Introduction
Voicebox is an open-source AI voice studio that provides voice cloning, text-to-speech synthesis, and dictation capabilities in a polished desktop-quality interface. It runs locally using GPU acceleration and supports multiple TTS backends, giving creators full control over voice generation without cloud dependencies.
What Voicebox Does
- Clones voices from short audio samples for personalized TTS
- Synthesizes speech from text with adjustable speed, pitch, and emotion
- Provides a dictation mode for voice-to-text transcription
- Supports multiple TTS model backends including Qwen3-TTS and Whisper
- Runs entirely locally with CUDA or MLX acceleration
Architecture Overview
Voicebox is a TypeScript application with an Electron or web-based frontend and a local Python inference backend. The frontend provides an audio workstation-style interface for managing voice profiles, editing text, and monitoring generation. The backend orchestrates model loading, inference, and audio post-processing through a WebSocket connection, supporting hot-swapping between different TTS engines.
Self-Hosting & Configuration
- Clone the repository and install Node.js and Python dependencies
- Install CUDA toolkit for NVIDIA GPUs or use MLX on Apple Silicon
- Download voice model checkpoints via the built-in model manager
- Configure default voice profiles and output format in settings
- Optionally run headless as an API server for integration with other tools
Key Features
- Voice cloning from audio samples as short as 10 seconds
- Multiple TTS backends with one-click switching
- Real-time waveform preview and audio editing
- Batch text-to-speech for processing scripts and documents
- Local-first architecture with no data leaving your machine
Comparison with Similar Tools
- ElevenLabs — cloud-based voice API; Voicebox is fully local and open-source
- Bark — generates speech with effects; Voicebox provides a full studio interface
- Kokoro — lightweight TTS model; Voicebox wraps multiple backends in a rich UI
- F5-TTS — flow-matching synthesis; Voicebox integrates it as one of several engines
FAQ
Q: What GPU is required? A: An NVIDIA GPU with 6+ GB VRAM or Apple Silicon Mac with MLX support is recommended.

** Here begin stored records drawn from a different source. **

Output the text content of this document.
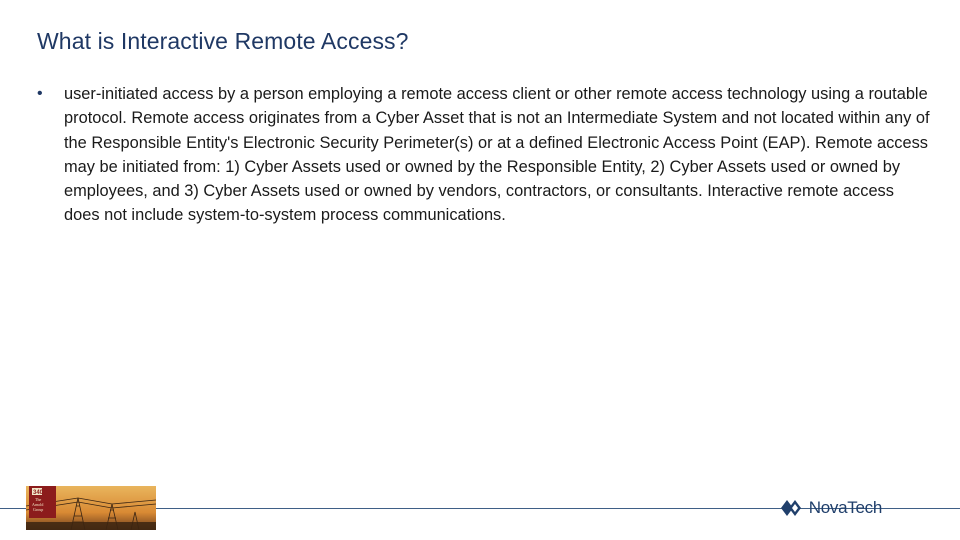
What is Interactive Remote Access?
•	user-initiated access by a person employing a remote access client or other remote access technology using a routable protocol. Remote access originates from a Cyber Asset that is not an Intermediate System and not located within any of the Responsible Entity's Electronic Security Perimeter(s) or at a defined Electronic Access Point (EAP). Remote access may be initiated from: 1) Cyber Assets used or owned by the Responsible Entity, 2) Cyber Assets used or owned by employees, and 3) Cyber Assets used or owned by vendors, contractors, or consultants. Interactive remote access does not include system-to-system process communications.

340
The
Arnold
Group	NovaTech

Q: How long does voice cloning take? A: Cloning a voice profile from a 10-second sample typically completes in under a minute.
Q: Can I use cloned voices commercially? A: The software is open-source, but you are responsible for ensuring you have consent and legal rights for any voice you clone.
Q: Does it support real-time synthesis? A: Yes, streaming synthesis is available for interactive applications.